Frances Jones, left; Natalie Frank, staff activities assistant; and Erma Westover at Acacia Adult Day Services in Garden Grove. (Photo by: Kenny Rivera) Credit: Kenny Rivera

Four hospital beds, a life-size model of a human skeleton and stacks of first-aid kits crowd the back of a classroom at the Ritchey Center in Santa Ana, a training site where 15 high school seniors are reviewing basic medical terms.

Helen Fe, an energetic teacher in nursing scrubs, asks, “What regulations are we breaking when we leave a patient’s record out?”

“Privacy,” a few students chant in unison.

Fe is teaching in a program that prepares Santa Ana high-school students for entry-level health occupations, which promise to offer many job opportunities in the coming years.

Despite a moribund state economy with double-digit unemployment, experts worry that there won’t be enough willing and qualified health workers, particularly for the most low-paying, high-stress occupations related to care of the elderly.

The oldest baby boomers turn 65 this year, and tens of millions more will reach that milestone during the next 20 years. Orange County, which for decades has been a retirement mecca, will undoubtedly feel the effects of this surge of seniors.

“How we’re going to care for them and be prepared for them is a huge concern,” said Cheryl Meronk, CEO of the Council on Aging in Santa Ana, a nonprofit advocate for seniors that is struggling to meet their needs.

Orange County will need 10,680 nursing aides, 7,640 home health aides and 9,370 medical assistants by 2018 — increases of 28, 48 and 24 percent over a 10-year period, according to the state Employment Development Department. Yet state budget cuts have curtailed training opportunities for those who want to work as caregivers for the elderly.

Fewer Training Opportunities

In the 2007-2008 school year, 2,621 adult students completed health, science and medical training programs at the Central Orange County Career Technical Education Partnership. But two years later after adult students began paying $1,500 for the certified nurse assistant program, that number had shrunk to 819.

The result is that workers employed to care for the elderly — jobs that often pay just above minimum wage — may be undertrained. Foreign-born workers, who commonly fill low-paid service jobs, may face hiring impediments if they are not legally employable or don’t speak English, a requirement in some situations.

“I’m very concerned about the future and the number of eligible, qualified, licensed employees,” said Diana Schneider, senior director at the partnership in Santa Ana.

According to Schneider, 50 percent of the adult applicants who try to enter nurse assistant classes at her training center are turned away because they don’t pass a basic English skills test. The center’s classes in remedial vocational English, which many aspiring nurse assistants took in the past, were also eliminated by state budget cuts.

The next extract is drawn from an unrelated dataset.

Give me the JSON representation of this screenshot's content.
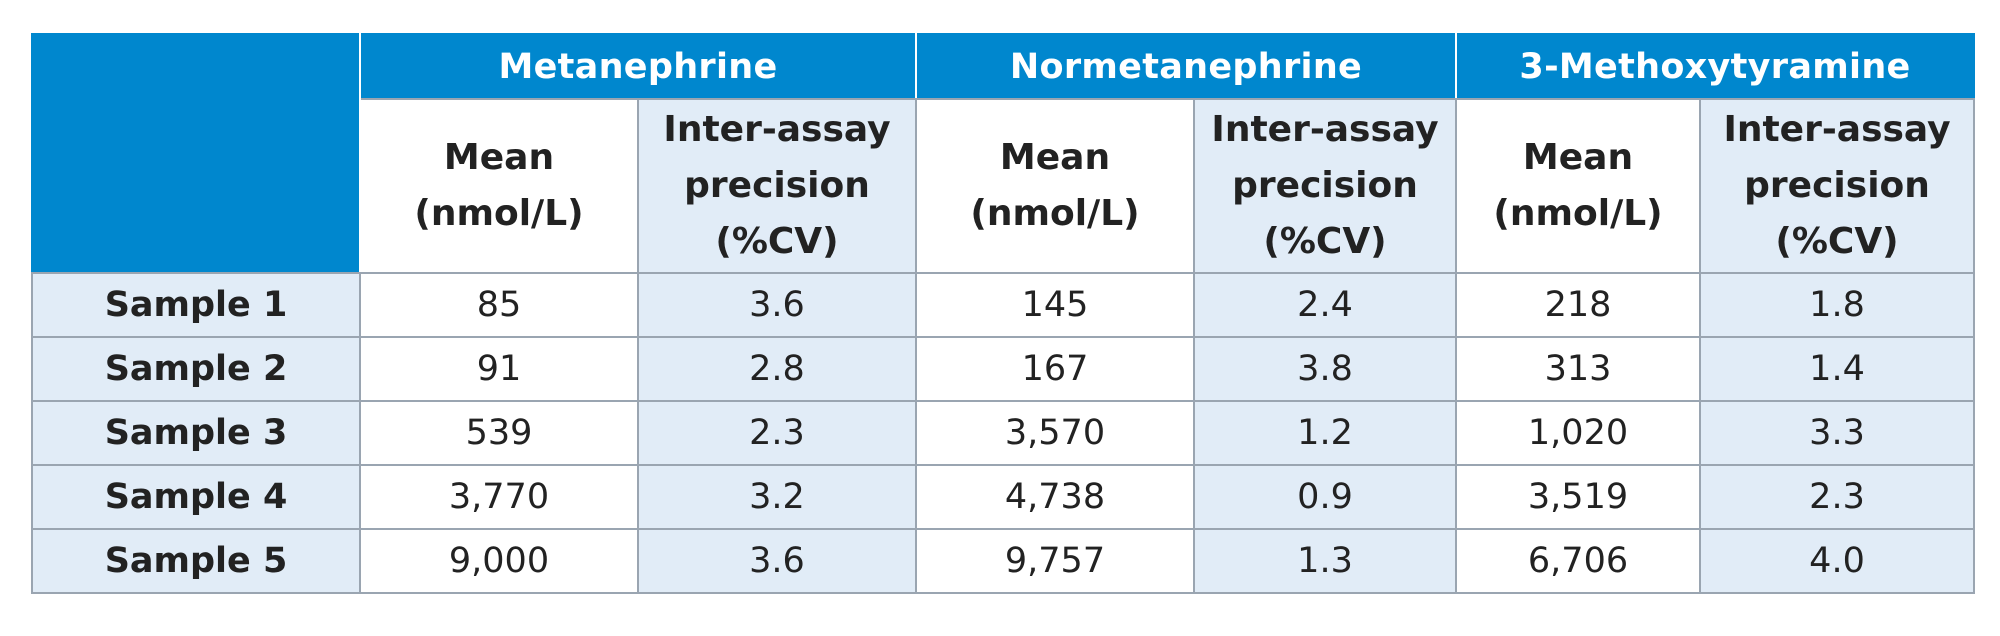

“There’s a need for remediation training,” she said. “We have an international community in central Orange County, so people from all over still struggle with English skills.”

Culture Clashes

State law requires nursing home caregivers to speak the language of their patients, said Maureen Ardron of the Long-Term Care Ombudsman Program, which responds to nursing home residents’ complaints and reports of abuse. It is becoming more difficult for nursing facilities to meet that requirement.

Meronk at the Council on Aging recalled a nursing facility where an administrator suddenly became ill and was taken to a hospital, leaving no one on staff who could communicate with the patients.

Meanwhile, Ardron said, culture clashes can result between the elderly white residents and the non-white staff, who wheel their patients to dinner, groom them, and remind them to take their medicines.

“Most of the people that are prejudiced make no bones about telling you, ‘I wish we could get some white people in here.’” said Ardron. These comments are less common than they used to be, she added.

The situation will become more complicated as the state’s elderly population includes more Latinos and Asians. It’s already hard for one facility in Orange County to find enough Korean speakers, Ardron said.

A Difficult Job

Whomever they are serving, caregivers struggle in jobs that are physically and sometimes emotionally exhausting.

“The work is very hard, and they don’t always get a lot of kudos for what they do,” Ardron said. “It’s tough, and they see things we haven’t seen since changing our children’s diapers.”

Caring for the elderly is fraught with burnout and high turnover. Salaries for home health aides in Orange County range from $11 to $13 an hour, with nursing aides, orderlies and attendants earning somewhat better rates, according to the state’s Employment Development Department. Undocumented workers fill an unknown percentage of the jobs.

“There is a huge immigrant worker pool, but it’s working under the table,” said Tiffany Shinen, co-owner of Senior Helpers, a company in Santa Ana that screens and places health aides in the homes of the elderly. “A lot of people would be working for us if they could legally work in the U.S.”

Senior Helpers pays between $9 and $11 an hour, Shinen said. The jobs do not offer benefits and vacation, and many assignments are short-lived — “three months to a year,” she said — because the caregivers often are hired in the final stages of a client’s life.

The end of life is far away for the class of fidgety high school seniors at Santa Ana’s Ritchey Center, and some seem distracted as Fe works to motivate them.

“We’re in the medical field,” Fe reminds her students. “We are trained to be medical professionals.”